We are indebted to the physical survival of journals and diaries, like the one kept by Anne Frank while she and her family hid from the Nazis, for giving us a firsthand account of important moments in history. When we read about the suffering others have gone through, we are made wiser even as we are infused with compassion. We also understand the necessity to prevent such atrocities from recurring in our day. The angel Raphael directs Tobit and Tobiah to record their experiences for the praise and glory of God, so that posterity will benefit from knowing that their arduous journey ended in joy. Writing it down, then, is an urgency. It is a holy task, sparked by grace, a way to preserve the past and transmit information and enlighten present-day readers.

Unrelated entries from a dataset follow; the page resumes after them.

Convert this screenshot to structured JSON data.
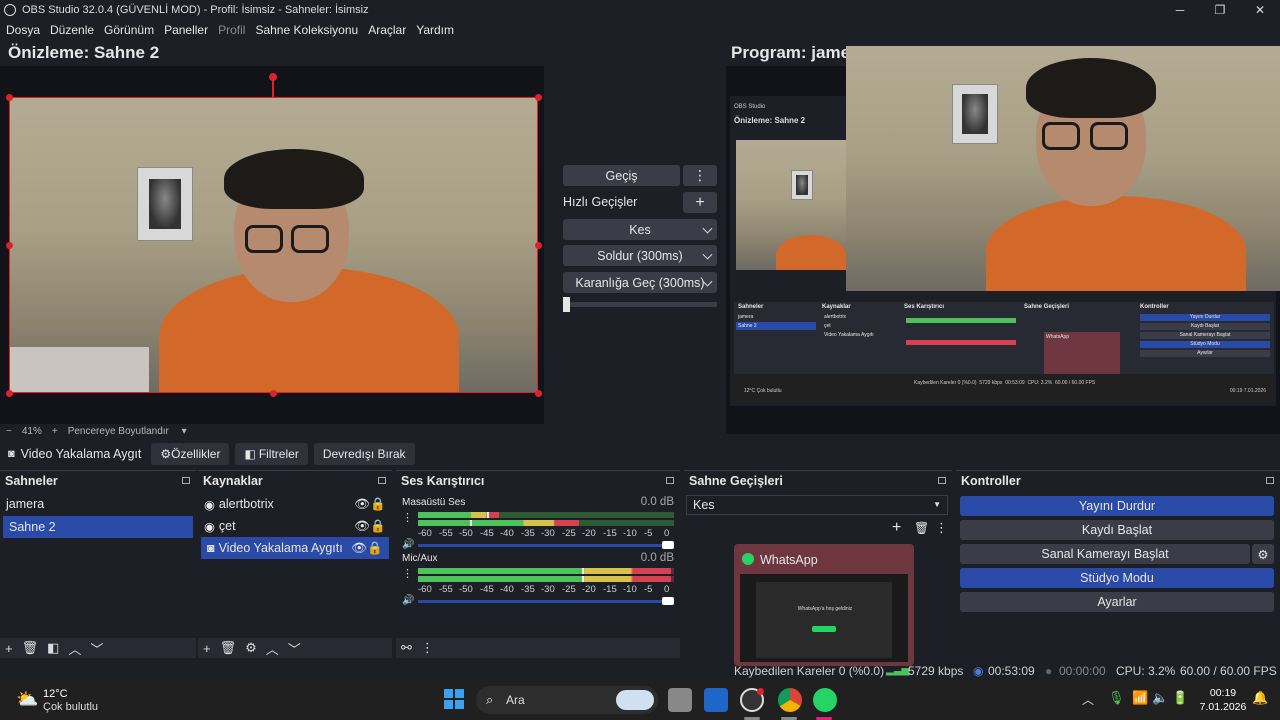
{
  "window": {
    "title": "OBS Studio 32.0.4 (GÜVENLİ MOD) - Profil: İsimsiz - Sahneler: İsimsiz",
    "minimize": "─",
    "maximize": "❐",
    "close": "✕"
  },
  "menu": [
    "Dosya",
    "Düzenle",
    "Görünüm",
    "Paneller",
    "Profil",
    "Sahne Koleksiyonu",
    "Araçlar",
    "Yardım"
  ],
  "preview": {
    "title": "Önizleme: Sahne 2",
    "zoom_minus": "−",
    "zoom_value": "41%",
    "zoom_plus": "+",
    "zoom_mode": "Pencereye Boyutlandır"
  },
  "transition_panel": {
    "transition_button": "Geçiş",
    "quick_transitions_label": "Hızlı Geçişler",
    "quick": [
      "Kes",
      "Soldur (300ms)",
      "Karanlığa Geç (300ms)"
    ]
  },
  "program": {
    "title": "Program: jame"
  },
  "nested_screen": {
    "preview_title": "Önizleme: Sahne 2",
    "docks": [
      "Sahneler",
      "Kaynaklar",
      "Ses Karıştırıcı",
      "Sahne Geçişleri",
      "Kontroller"
    ],
    "scenes": [
      "jamera",
      "Sahne 2"
    ],
    "sources": [
      "alertbotrix",
      "çet",
      "Video Yakalama Aygıtı"
    ],
    "controls": [
      "Yayını Durdur",
      "Kaydı Başlat",
      "Sanal Kamerayı Başlat",
      "Stüdyo Modu",
      "Ayarlar"
    ],
    "weather_temp": "12°C",
    "weather_desc": "Çok bulutlu",
    "popup_title": "WhatsApp",
    "status": [
      "Kaybedilen Kareler 0 (%0.0)",
      "5729 kbps",
      "00:53:09",
      "CPU: 3.2%",
      "60.00 / 60.00 FPS"
    ],
    "clock_time": "00:19",
    "clock_date": "7.01.2026"
  },
  "source_toolbar": {
    "source_name": "Video Yakalama Aygıt",
    "properties": "Özellikler",
    "filters": "Filtreler",
    "deactivate": "Devredışı Bırak"
  },
  "scenes": {
    "header": "Sahneler",
    "items": [
      "jamera",
      "Sahne 2"
    ],
    "selected_index": 1
  },
  "sources": {
    "header": "Kaynaklar",
    "items": [
      "alertbotrix",
      "çet",
      "Video Yakalama Aygıtı"
    ],
    "selected_index": 2
  },
  "mixer": {
    "header": "Ses Karıştırıcı",
    "channels": [
      {
        "name": "Masaüstü Ses",
        "db": "0.0 dB",
        "level_fraction": 0.63,
        "peak_fraction": 0.27
      },
      {
        "name": "Mic/Aux",
        "db": "0.0 dB",
        "level_fraction": 0.99,
        "peak_fraction": 0.64
      }
    ],
    "scale": [
      "-60",
      "-55",
      "-50",
      "-45",
      "-40",
      "-35",
      "-30",
      "-25",
      "-20",
      "-15",
      "-10",
      "-5",
      "0"
    ]
  },
  "scene_transitions": {
    "header": "Sahne Geçişleri",
    "selected": "Kes"
  },
  "controls": {
    "header": "Kontroller",
    "buttons": [
      "Yayını Durdur",
      "Kaydı Başlat",
      "Sanal Kamerayı Başlat",
      "Stüdyo Modu",
      "Ayarlar"
    ]
  },
  "whatsapp_popup": {
    "title": "WhatsApp",
    "welcome": "WhatsApp'a hoş geldiniz"
  },
  "status": {
    "dropped_frames": "Kaybedilen Kareler 0 (%0.0)",
    "bitrate": "5729 kbps",
    "stream_time": "00:53:09",
    "record_time": "00:00:00",
    "cpu": "CPU: 3.2%",
    "fps": "60.00 / 60.00 FPS"
  },
  "taskbar": {
    "temperature": "12°C",
    "weather": "Çok bulutlu",
    "search_placeholder": "Ara",
    "time": "00:19",
    "date": "7.01.2026"
  },
  "colors": {
    "accent": "#2a4aa8",
    "selection_red": "#e0202a",
    "meter_green": "#4ec25a",
    "meter_yellow": "#d7c34a",
    "meter_red": "#d64050"
  }
}
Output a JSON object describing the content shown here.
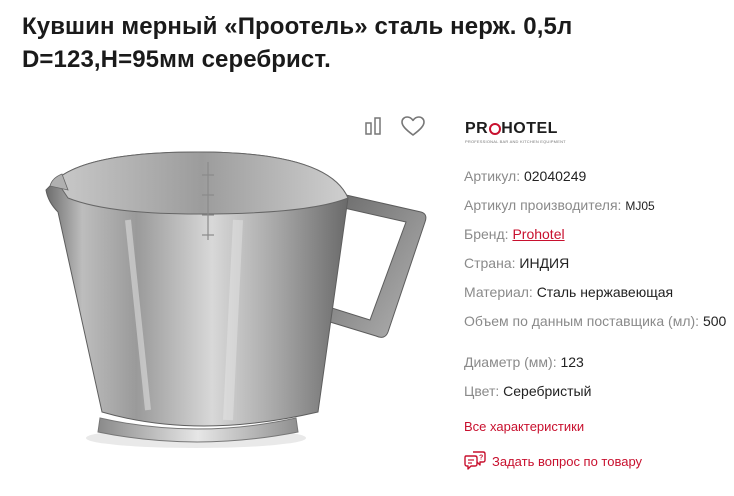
{
  "product": {
    "title": "Кувшин мерный «Проотель» сталь нерж. 0,5л D=123,H=95мм серебрист."
  },
  "actions": {
    "compare_icon": "compare-icon",
    "favorite_icon": "heart-icon"
  },
  "brand_logo": {
    "text_before": "PR",
    "text_after": "HOTEL",
    "tagline": "PROFESSIONAL BAR AND KITCHEN EQUIPMENT"
  },
  "specs": {
    "article": {
      "label": "Артикул:",
      "value": "02040249"
    },
    "maker_article": {
      "label": "Артикул производителя:",
      "value": "MJ05"
    },
    "brand": {
      "label": "Бренд:",
      "value": "Prohotel"
    },
    "country": {
      "label": "Страна:",
      "value": "ИНДИЯ"
    },
    "material": {
      "label": "Материал:",
      "value": "Сталь нержавеющая"
    },
    "volume": {
      "label": "Объем по данным поставщика (мл):",
      "value": "500"
    },
    "diameter": {
      "label": "Диаметр (мм):",
      "value": "123"
    },
    "color": {
      "label": "Цвет:",
      "value": "Серебристый"
    }
  },
  "links": {
    "all_characteristics": "Все характеристики",
    "ask_question": "Задать вопрос по товару"
  },
  "colors": {
    "accent": "#c8102e",
    "label_gray": "#8a8a8a",
    "text": "#222222"
  }
}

Writers are either doing the Lord’s work or heading for “a very severe condemnation,” per today’s readings. We’d best write carefully!
Just when we writers are feeling pretty good about our calling, Jesus takes us down a peg. “Beware of the scribes,” he says, going on to describe in detail their pride and hypocrisy and cruelty. At the time of Jesus, the scribes were scholars who studied the law and drafted legal documents for the community. They probably had a lot of issues with Jesus’ seeming disregard for tradition. The scribes were respected local dignitaries, but even the least of us bloggers and freelancers can still puff ourselves up over the weight of our work. We’ve been known to “go around in long robes.”

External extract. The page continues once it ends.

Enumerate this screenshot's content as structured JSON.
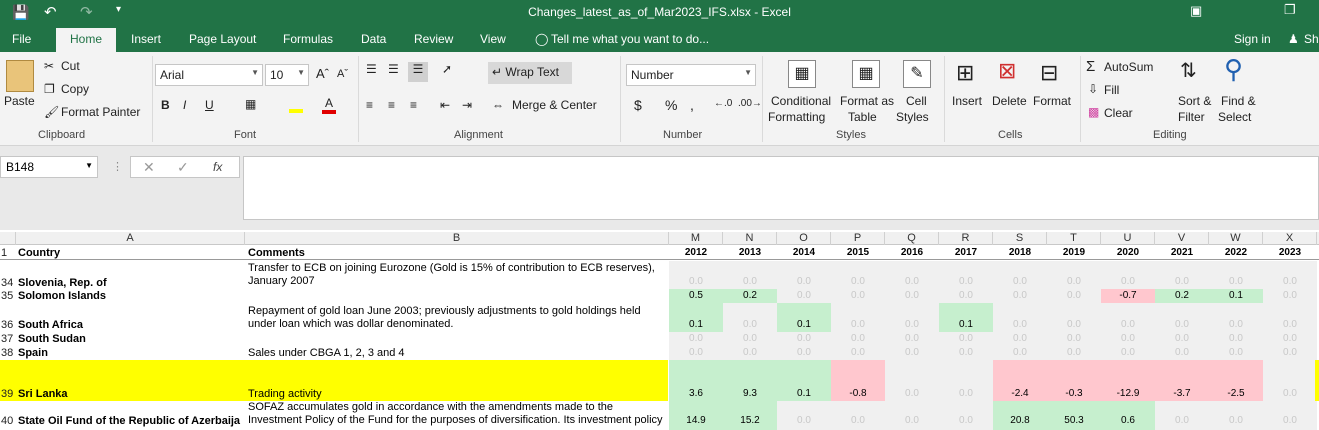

Which is it? Writers are either doing the Lord’s work or heading for “a very severe condemnation,” per today’s readings. We’d best write carefully! Circling back, the thing that Raphael and Jesus do agree on is the sacred obligation to almsgiving. “It is better to give alms than to store up gold,” says Raphael, and Jesus, as he often does, takes the admonition further. Not only should we not hoard our riches, we should not stop at giving only from our “surplus wealth.” The long robes and the seats of honor that Jesus opposes are for us perhaps our ostentatious displays of affluence or our posturing in the front pew in church. The work of Jesus is to be of humble, uncomfortable service. We are to sit in the back if that makes room for others. We are to contribute all we have to give: like the poor widow, the act of our giving matters more than the amount. And when we have done all that we are able, then we can, in all humility, write it down.